Long Way Down
Simon & Schuster, October, 2017 304 pages
Told in a series of narrative poems, fifteen-year-old Will experiences the shooting of his beloved older brother. After a terrible night of guilt and grief he finds himself on an elevator with a gun tucked into his waistband and his heart seeking revenge. At every level a new soul steps into the elevator and interacts with Will, only they aren't real people. Everyone who steps into the elevator is a ghost who is the victim of gun violence and is an important influence in Will's life. The rules of the community dictate that men are not allowed to feel grief by crying and that revenge is a necessary step in honoring the dead. As one figure after another arrives and tells their tale Will's past is revealed, as is his place in the cycle that is urban violence with its own set of codes, gang life, and heartache. Will he step off the elevator in the lobby and seek out the kid whom he is pretty sure killed his brother or will he break the cycle and stop the madness?
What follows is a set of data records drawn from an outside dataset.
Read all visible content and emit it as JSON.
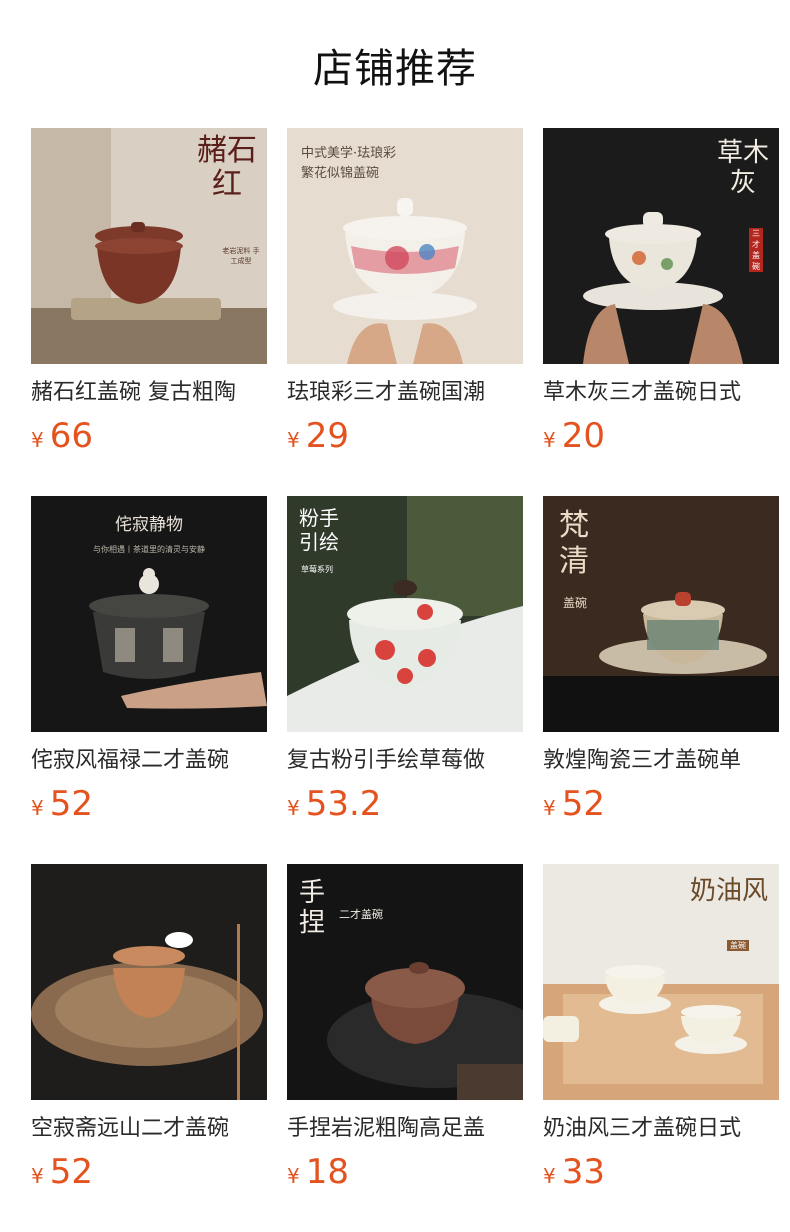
{
  "section": {
    "title": "店铺推荐"
  },
  "products": [
    {
      "name": "赭石红盖碗 复古粗陶",
      "currency": "¥",
      "price": "66",
      "img_text": "赭石红",
      "img_sub": "老岩泥料 手工成型"
    },
    {
      "name": "珐琅彩三才盖碗国潮",
      "currency": "¥",
      "price": "29",
      "img_text": "中式美学·珐琅彩",
      "img_sub": "繁花似锦盖碗"
    },
    {
      "name": "草木灰三才盖碗日式",
      "currency": "¥",
      "price": "20",
      "img_text": "草木灰",
      "img_sub": "三才盖碗"
    },
    {
      "name": "侘寂风福禄二才盖碗",
      "currency": "¥",
      "price": "52",
      "img_text": "侘寂静物",
      "img_sub": "与你相遇丨茶道里的清灵与安静"
    },
    {
      "name": "复古粉引手绘草莓做",
      "currency": "¥",
      "price": "53.2",
      "img_text": "粉手引绘",
      "img_sub": "草莓系列"
    },
    {
      "name": "敦煌陶瓷三才盖碗单",
      "currency": "¥",
      "price": "52",
      "img_text": "梵清",
      "img_sub": "盖碗"
    },
    {
      "name": "空寂斋远山二才盖碗",
      "currency": "¥",
      "price": "52",
      "img_text": "",
      "img_sub": ""
    },
    {
      "name": "手捏岩泥粗陶高足盖",
      "currency": "¥",
      "price": "18",
      "img_text": "手捏",
      "img_sub": "二才盖碗"
    },
    {
      "name": "奶油风三才盖碗日式",
      "currency": "¥",
      "price": "33",
      "img_text": "奶油风",
      "img_sub": "盖碗"
    }
  ],
  "colors": {
    "price": "#e4531f",
    "title": "#111111",
    "name": "#2a2a2a"
  }
}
Jason Reynolds is rapidly replacing Neil Gaiman as my favorite author and not ONLY because he's as good looking as Neil Gaiman, although that helps, but because, like Gaiman, Reynolds is an eclectic writer who is comfortable writing for different age levels and in different genres. He collaborates with other authors and has put out a staggering amount of work in the past couple of years, all of it quality. Reynolds's latest, Long Way Down is for an older teen audience and is urban, gritty, and unapologetic in promoting non-gun violence and anti-gang themes. Much in the vein of Kwame Alexander, Reynolds presents contemporary issues in a narrative poetry style in order to reach young men, perhaps on their own terms, making them think. The poems are beautiful, yet read easily, and will be readily consumed by the target audience. The book is beautifully designed with an intriguing cover that will make readers look twice. I thought the concept of a single elevator ride would prove boring, yet this book was anything but. With each new level a new layer of Will's story is revealed, finally breaking down his walls and forcing him to question the code of life which holds him hostage. It reads quickly, yet packs an emotional wallop and has a lot to say without being preachy. Reynolds always nails characters and this book is no exception. Readers will experience what life is like for Will and walk for a short elevator ride in his Jordans. A moving piece of work by a talented artist.